21歳 #13
僕は年齢で自分がどれくらいの人間か考えたりするのが好きだった。
14歳の時、絵にはまった
「僕の好きな絵師さんは23歳だから、まだあと追い越すまで9年あるな、良し!」
16歳の時、音楽にはまった。
「米津は28歳かー、あと12年間も音楽を練習する暇がある!」
間抜けである。どの教育を受けてこんな思考回路になったのかは謎だし、米津を追い越そうとしているのも、もはや可愛らしい。
ただ21歳になった今、そんなバカバカしい思考回路が時々蘇る時がある。
「言葉も喋れなかったところから、たったの21年でここまで成長したのだから、40歳になる頃には最強になっているのでは!?」
ただ、現実では40歳というのは最強どころか、40歳でお世辞にも尊敬できない人も多々いる。だから、この理論はいとも簡単に破綻する。
これからどんどん大人になって、やらなければいけないことも増えて、難しくなっていくのであろう。成長というのは線形的に増加するのではなくどちらかといったら対数的に増加するのであろう。なんなら増加するかも怪しいところである。
子供を見て、エネルギーの違いに驚く。21歳とは若い数字ではあるが、そんな僕でも小さい子供のエネルギーには驚く。そっか、このエネルギーを使って僕は成長していたんだな。
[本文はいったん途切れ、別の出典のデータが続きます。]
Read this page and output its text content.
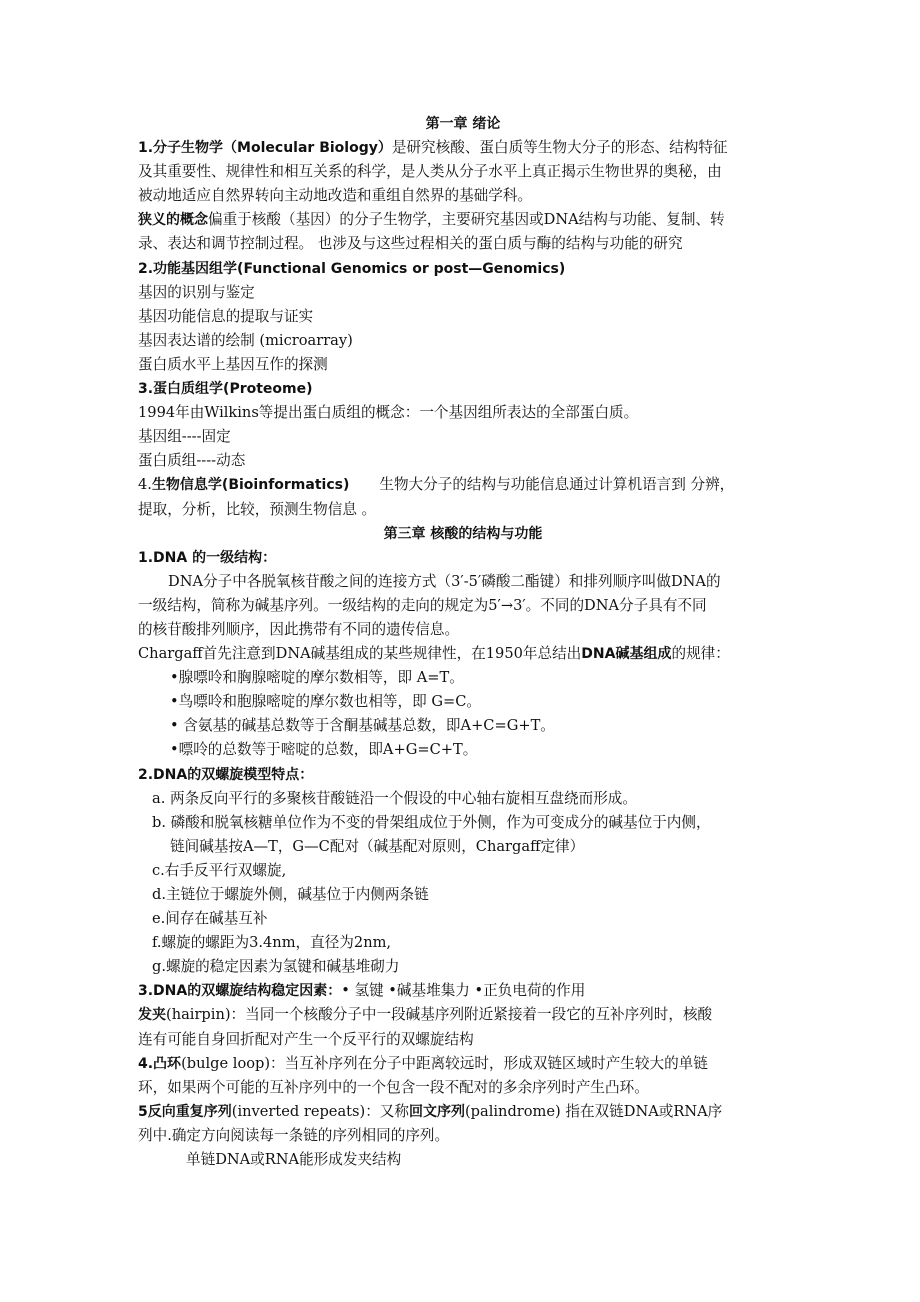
第一章 绪论
1.分子生物学（Molecular Biology）是研究核酸、蛋白质等生物大分子的形态、结构特征
及其重要性、规律性和相互关系的科学，是人类从分子水平上真正揭示生物世界的奥秘，由
被动地适应自然界转向主动地改造和重组自然界的基础学科。
狭义的概念偏重于核酸（基因）的分子生物学，主要研究基因或DNA结构与功能、复制、转
录、表达和调节控制过程。 也涉及与这些过程相关的蛋白质与酶的结构与功能的研究
2.功能基因组学(Functional Genomics or post—Genomics)
基因的识别与鉴定
基因功能信息的提取与证实
基因表达谱的绘制 (microarray)
蛋白质水平上基因互作的探测
3.蛋白质组学(Proteome)
1994年由Wilkins等提出蛋白质组的概念：一个基因组所表达的全部蛋白质。
基因组----固定
蛋白质组----动态
4.生物信息学(Bioinformatics) 生物大分子的结构与功能信息通过计算机语言到 分辨，
提取，分析，比较，预测生物信息 。
第三章 核酸的结构与功能
1.DNA 的一级结构：
DNA分子中各脱氧核苷酸之间的连接方式（3′-5′磷酸二酯键）和排列顺序叫做DNA的
一级结构，简称为碱基序列。一级结构的走向的规定为5′→3′。不同的DNA分子具有不同
的核苷酸排列顺序，因此携带有不同的遗传信息。
Chargaff首先注意到DNA碱基组成的某些规律性，在1950年总结出DNA碱基组成的规律：
•腺嘌呤和胸腺嘧啶的摩尔数相等，即 A=T。
•鸟嘌呤和胞腺嘧啶的摩尔数也相等，即 G=C。
• 含氨基的碱基总数等于含酮基碱基总数，即A+C=G+T。
•嘌呤的总数等于嘧啶的总数，即A+G=C+T。
2.DNA的双螺旋模型特点：
a. 两条反向平行的多聚核苷酸链沿一个假设的中心轴右旋相互盘绕而形成。
b. 磷酸和脱氧核糖单位作为不变的骨架组成位于外侧，作为可变成分的碱基位于内侧，
链间碱基按A—T，G—C配对（碱基配对原则，Chargaff定律）
c.右手反平行双螺旋,
d.主链位于螺旋外侧，碱基位于内侧两条链
e.间存在碱基互补
f.螺旋的螺距为3.4nm，直径为2nm,
g.螺旋的稳定因素为氢键和碱基堆砌力
3.DNA的双螺旋结构稳定因素：• 氢键 •碱基堆集力 •正负电荷的作用
发夹(hairpin)：当同一个核酸分子中一段碱基序列附近紧接着一段它的互补序列时，核酸
连有可能自身回折配对产生一个反平行的双螺旋结构
4.凸环(bulge loop)：当互补序列在分子中距离较远时，形成双链区域时产生较大的单链
环，如果两个可能的互补序列中的一个包含一段不配对的多余序列时产生凸环。
5反向重复序列(inverted repeats)：又称回文序列(palindrome) 指在双链DNA或RNA序
列中.确定方向阅读每一条链的序列相同的序列。
单链DNA或RNA能形成发夹结构
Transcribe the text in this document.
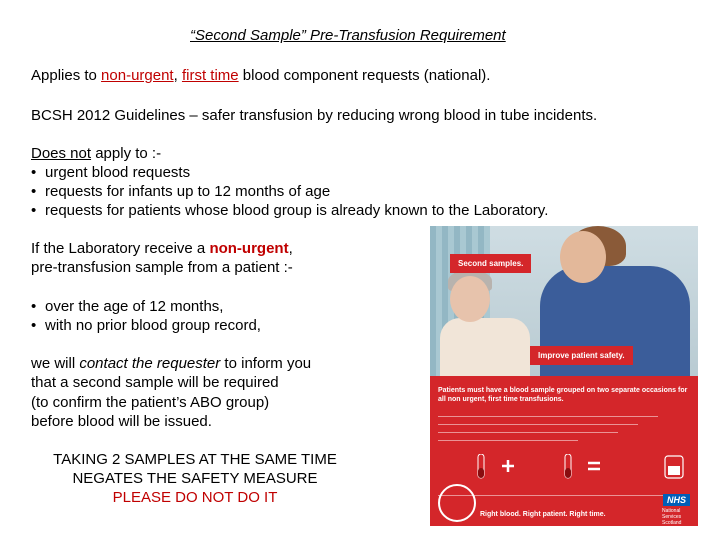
“Second Sample” Pre-Transfusion Requirement
Applies to non-urgent, first time blood component requests (national).
BCSH 2012 Guidelines – safer transfusion by reducing wrong blood in tube incidents.
Does not apply to :-
• urgent blood requests
• requests for infants up to 12 months of age
• requests for patients whose blood group is already known to the Laboratory.
If the Laboratory receive a non-urgent,
pre-transfusion sample from a patient :-
• over the age of 12 months,
• with no prior blood group record,
we will contact the requester to inform you
that a second sample will be required
(to confirm the patient’s ABO group)
before blood will be issued.
TAKING 2 SAMPLES AT THE SAME TIME
NEGATES THE SAFETY MEASURE
PLEASE DO NOT DO IT
Second samples.
Improve patient safety.
Patients must have a blood sample grouped on two separate occasions for all non urgent, first time transfusions.
Right blood. Right patient. Right time.
NHS
National Services Scotland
60代半ばの方と話したら、やはり昔より「ガツガツやる」という気力がないのだという。それはきっと自然の摂理で、悲しいことではないのだろうけど、僕はその場ではあまり考えないことにした。
世界がもっとゆっくりになって、難しくなっていく。僕もどんどん大人になっていく。けど、もうちょっとあらがってみようかな。